No original, a peça merece o nome de “Bon, Saint-Cloud”. Trata-se de uma referência a uma pequena cidade do subúrbio parisiense. Constantemente evocado pelos personagens, o lugar surge como possibilidade de evasão do cotidiano, uma promessa que nunca se realiza. Não é apenas no título, porém, que a leitura da Cia. Brasileira de Teatro se distancia do texto de Noëlle Renaude. A atual versão tem adaptação do diretor Marcio Abreu, que pontua com momentos de drama um conjunto eminentemente narrativo, seleciona o que é fala e o que é ação.
Nessa história, portanto, não importa apenas aquilo que é contado. Mas a maneira como se conta. Os diálogos dos personagens e o que seriam as rubricas aparecem amalgamados em um mesmo discurso. Constantemente, cada ator é convocado a entrar e sair do seu papel. Chegar perto para, em seguida, distanciar-se. Por vezes, seu discurso é acompanhado de uma ação correspondente. Em outras situações, porém, essa mesma ação pode ser simplesmente narrada.
O elenco formado por Giovana Soar, Nadja Naira, Ranieri Gonzalez e Rodrigo Ferrarini – que pode ser substituído por Rodrigo Bolzan – também precisa se desdobrar em diferentes funções desse clã. Gradativamente, filhos se tornam pais. Passam a ocupar outro lugar dentro da estrutura, herdam hábitos e comportamentos. O trânsito entre tantos papéis se dá sem figurino: os intérpretes surgem nus em cena, com apenas alguns adereços e sapatos.
Tanta instabilidade tem como resultado um estilo de interpretação bastante particular, característica que a Companhia Brasileira já exibiu em outros de seus trabalhos, como os recentes e aclamados Vida e Oxigênio. Ainda que as duas montagens deem conta de universos temáticos completamente diversos, existem princípios estéticos comuns que também se repetem agora: permanece a recusa à representação. Reafirma-se a intenção de expandir a presença do intérprete em cena e o desejo de estabelecer uma relação de proximidade com a plateia.

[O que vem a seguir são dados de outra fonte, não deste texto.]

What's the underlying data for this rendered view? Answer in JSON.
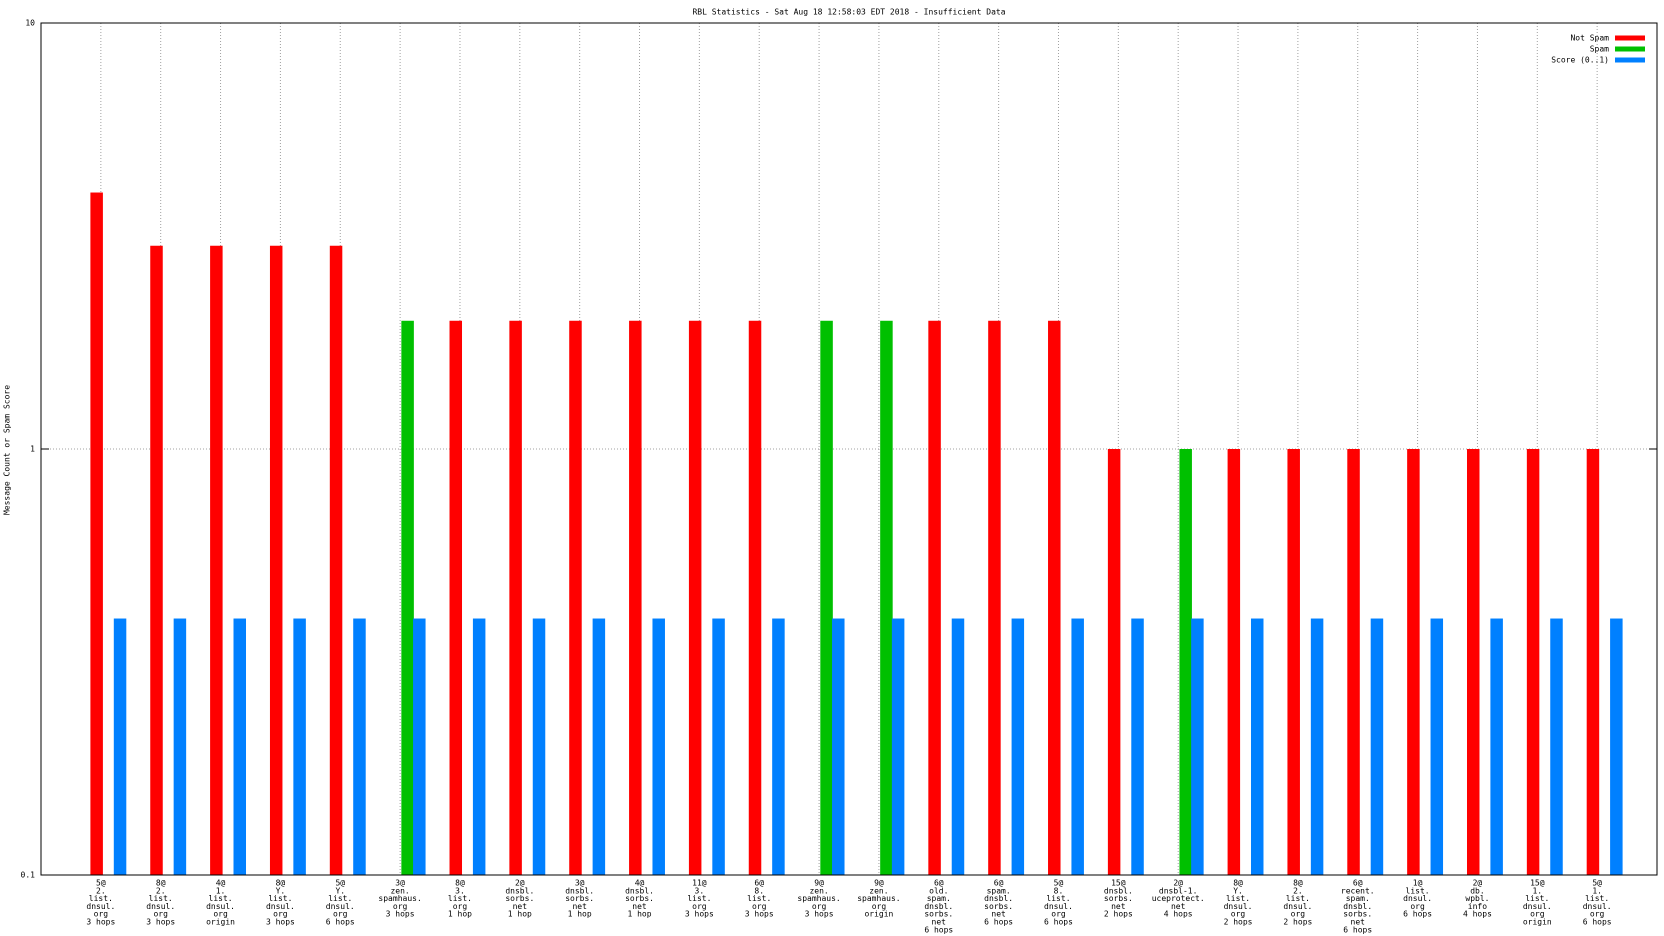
{
  "chart_data": {
    "type": "bar",
    "log_y": true,
    "grid": true,
    "legend": "top-right",
    "title": "RBL Statistics - Sat Aug 18 12:58:03 EDT 2018 - Insufficient Data",
    "ylabel": "Message Count or Spam Score",
    "ylim": [
      0.1,
      10
    ],
    "yticks": [
      0.1,
      1,
      10
    ],
    "categories": [
      [
        "5@",
        "2.",
        "list.",
        "dnsul.",
        "org",
        "3 hops"
      ],
      [
        "8@",
        "2.",
        "list.",
        "dnsul.",
        "org",
        "3 hops"
      ],
      [
        "4@",
        "1.",
        "list.",
        "dnsul.",
        "org",
        "origin"
      ],
      [
        "8@",
        "Y.",
        "list.",
        "dnsul.",
        "org",
        "3 hops"
      ],
      [
        "5@",
        "Y.",
        "list.",
        "dnsul.",
        "org",
        "6 hops"
      ],
      [
        "3@",
        "zen.",
        "spamhaus.",
        "org",
        "3 hops"
      ],
      [
        "8@",
        "3.",
        "list.",
        "org",
        "1 hop"
      ],
      [
        "2@",
        "dnsbl.",
        "sorbs.",
        "net",
        "1 hop"
      ],
      [
        "3@",
        "dnsbl.",
        "sorbs.",
        "net",
        "1 hop"
      ],
      [
        "4@",
        "dnsbl.",
        "sorbs.",
        "net",
        "1 hop"
      ],
      [
        "11@",
        "3.",
        "list.",
        "org",
        "3 hops"
      ],
      [
        "6@",
        "8.",
        "list.",
        "org",
        "3 hops"
      ],
      [
        "9@",
        "zen.",
        "spamhaus.",
        "org",
        "3 hops"
      ],
      [
        "9@",
        "zen.",
        "spamhaus.",
        "org",
        "origin"
      ],
      [
        "6@",
        "old.",
        "spam.",
        "dnsbl.",
        "sorbs.",
        "net",
        "6 hops"
      ],
      [
        "6@",
        "spam.",
        "dnsbl.",
        "sorbs.",
        "net",
        "6 hops"
      ],
      [
        "5@",
        "8.",
        "list.",
        "dnsul.",
        "org",
        "6 hops"
      ],
      [
        "15@",
        "dnsbl.",
        "sorbs.",
        "net",
        "2 hops"
      ],
      [
        "2@",
        "dnsbl-1.",
        "uceprotect.",
        "net",
        "4 hops"
      ],
      [
        "8@",
        "Y.",
        "list.",
        "dnsul.",
        "org",
        "2 hops"
      ],
      [
        "8@",
        "2.",
        "list.",
        "dnsul.",
        "org",
        "2 hops"
      ],
      [
        "6@",
        "recent.",
        "spam.",
        "dnsbl.",
        "sorbs.",
        "net",
        "6 hops"
      ],
      [
        "1@",
        "list.",
        "dnsul.",
        "org",
        "6 hops"
      ],
      [
        "2@",
        "db.",
        "wpbl.",
        "info",
        "4 hops"
      ],
      [
        "15@",
        "1.",
        "list.",
        "dnsul.",
        "org",
        "origin"
      ],
      [
        "5@",
        "1.",
        "list.",
        "dnsul.",
        "org",
        "6 hops"
      ]
    ],
    "series": [
      {
        "name": "Not Spam",
        "color": "#ff0000",
        "values": [
          4,
          3,
          3,
          3,
          3,
          null,
          2,
          2,
          2,
          2,
          2,
          2,
          null,
          null,
          2,
          2,
          2,
          1,
          null,
          1,
          1,
          1,
          1,
          1,
          1,
          1
        ]
      },
      {
        "name": "Spam",
        "color": "#00c000",
        "values": [
          null,
          null,
          null,
          null,
          null,
          2,
          null,
          null,
          null,
          null,
          null,
          null,
          2,
          2,
          null,
          null,
          null,
          null,
          1,
          null,
          null,
          null,
          null,
          null,
          null,
          null
        ]
      },
      {
        "name": "Score (0..1)",
        "color": "#0080ff",
        "values": [
          0.4,
          0.4,
          0.4,
          0.4,
          0.4,
          0.4,
          0.4,
          0.4,
          0.4,
          0.4,
          0.4,
          0.4,
          0.4,
          0.4,
          0.4,
          0.4,
          0.4,
          0.4,
          0.4,
          0.4,
          0.4,
          0.4,
          0.4,
          0.4,
          0.4,
          0.4
        ]
      }
    ]
  }
}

Apesar do formalismo da dramaturgia e do olhar distanciado que ela propõe, é usual que o espectador se emocione. “Não coloco a estrutura em primeiro plano. Desde o início, pensei em usá-la como mecanismo”, argumenta o encenador. “Não se trata de esconder a estrutura, mas considerar o que ela é capaz de mobilizar nos atores e no público.”
A despeito de sua sofisticação formal, a peça apresenta seu enredo de maneira muito clara. Relaciona-se à estética contemporânea, mas sem abrir mão de uma narrativa. “O público tem a expectativa de uma fruição linear. Não tenho esse problema com essa peça, o que já me coloca um passo à frente”, considera Abreu. “Tudo está dito. No entanto, há fissuras, fendas.”
De tão prosaica, a família que está no palco guarda algo de arquetípico, terreno propício para que qualquer um projete os próprios medos e inquietações. O envelhecimento, as perdas, as coisas que ficam por dizer, o tempo que passa impiedosamente.